According to The Wall Street Journal, plaintiffs in the Yuga and FTX cases make a mix of claims, some under federal law and others brought under state laws that impose a range of legal requirements on the promotion of financial products. Some lawsuits also have cited state laws prohibiting unfair business practices.

Regulators iffy on endorsement issues

Per rules overseen by the U.S. Securities and Exchange Commission, endorsers of products it considers securities must disclose the nature, scope and amount of compensation they receive. But, per the Journal, outside of case-by-case enforcement actions, the commission hasn’t specifically articulated its views on what digital assets fall under these obligations, leaving the legal landscape uncertain, lawyers say.

“The SEC hasn’t shared its view on most if not all of the most widely traded tokens,” lawyer Philip Moustakis, a partner at Seward & Kissel LLP, told The Wall Street Journal. “If they had done that, there would be far more clarity for investors and far more clarity for the markets.”

While the regulatory waters remain murky when it comes to celebrity endorsements of new digital assets like crypto and NFTs, or non-fungible tokens, the SEC has levied fines against a few superstars for failing to meet reporting requirements.
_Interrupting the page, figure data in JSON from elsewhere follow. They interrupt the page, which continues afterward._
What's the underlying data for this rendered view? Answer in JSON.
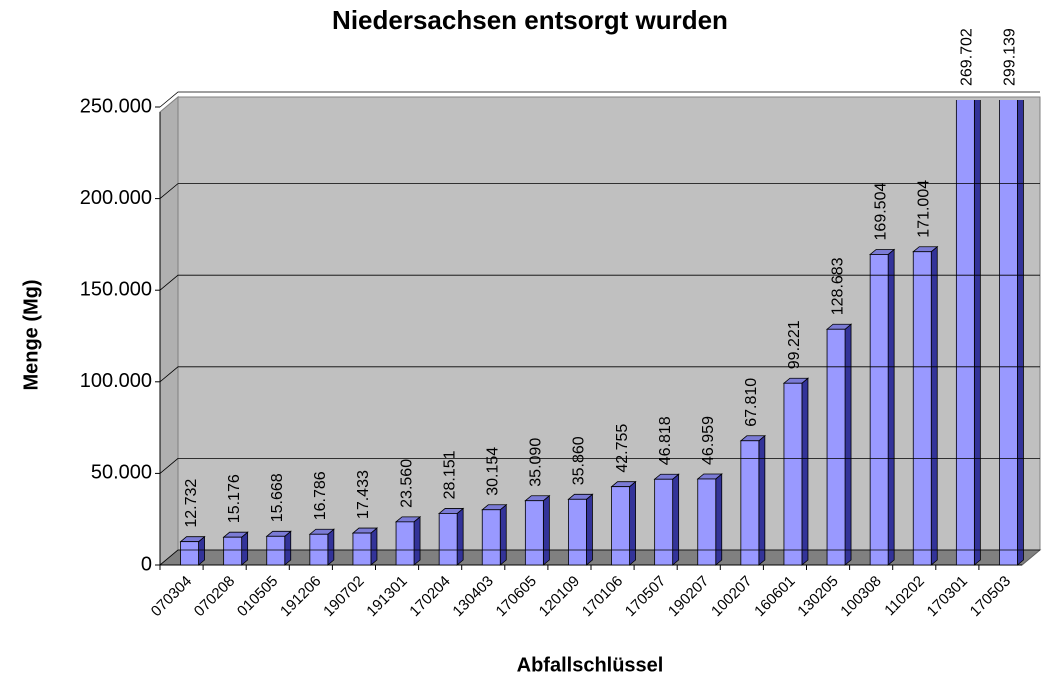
{
  "chart_data": {
    "type": "bar",
    "title": "Niedersachsen entsorgt wurden",
    "xlabel": "Abfallschlüssel",
    "ylabel": "Menge (Mg)",
    "categories": [
      "070304",
      "070208",
      "010505",
      "191206",
      "190702",
      "191301",
      "170204",
      "130403",
      "170605",
      "120109",
      "170106",
      "170507",
      "190207",
      "100207",
      "160601",
      "130205",
      "100308",
      "110202",
      "170301",
      "170503"
    ],
    "values": [
      12732,
      15176,
      15668,
      16786,
      17433,
      23560,
      28151,
      30154,
      35090,
      35860,
      42755,
      46818,
      46959,
      67810,
      99221,
      128683,
      169504,
      171004,
      269702,
      299139
    ],
    "value_labels": [
      "12.732",
      "15.176",
      "15.668",
      "16.786",
      "17.433",
      "23.560",
      "28.151",
      "30.154",
      "35.090",
      "35.860",
      "42.755",
      "46.818",
      "46.959",
      "67.810",
      "99.221",
      "128.683",
      "169.504",
      "171.004",
      "269.702",
      "299.139"
    ],
    "color": "#9999ff",
    "ylim": [
      0,
      250000
    ],
    "yticks": [
      0,
      {
        "value": 50000,
        "label": "50.000"
      },
      {
        "value": 100000,
        "label": "100.000"
      },
      {
        "value": 150000,
        "label": "150.000"
      },
      {
        "value": 200000,
        "label": "200.000"
      },
      {
        "value": 250000,
        "label": "250.000"
      }
    ],
    "grid": true
  }
}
Last fall, the SEC charged Kim Kardashian for endorsing on Instagram digital token creator EthereumMax without disclosing a $250,000 payment she received for the promotion. She settled the case for $1.3 million, according to the Hollywood Reporter. The same report noted DJ Khaled and boxer Floyd Mayweather Jr. have resolved similar suits filed by the SEC over failing to disclose payments they received for promoting investments in an initial coin offering. 

Some legal precedent favors star crypto endorsers

In December, a federal judge dismissed a proposed class-action lawsuit by investors against the founders of the cryptocurrency EthereumMax, as well as celebrity endorsers, including Kardashian and Mayweather, over their promotion of the cryptocurrency on social media, according to CNBC.

Investors who bought EMAX tokens alleged they had suffered losses after taking the word of the celebrity influencers about the value of the crypto and that defendants engaged in a conspiracy to artificially inflate the value of the EMAX tokens.

U.S. District Judge Michael Fitzgerald wrote that he recognized that the lawsuit’s claims raised legitimate worries about “celebrities’ ability to readily persuade millions of undiscerning followers to buy snake oil with unprecedented ease and reach,” per CNBC.

“But while the law certainly places limits on those advertisers, it also expects investors to act reasonably before basing their bets on the zeitgeist of the moment.”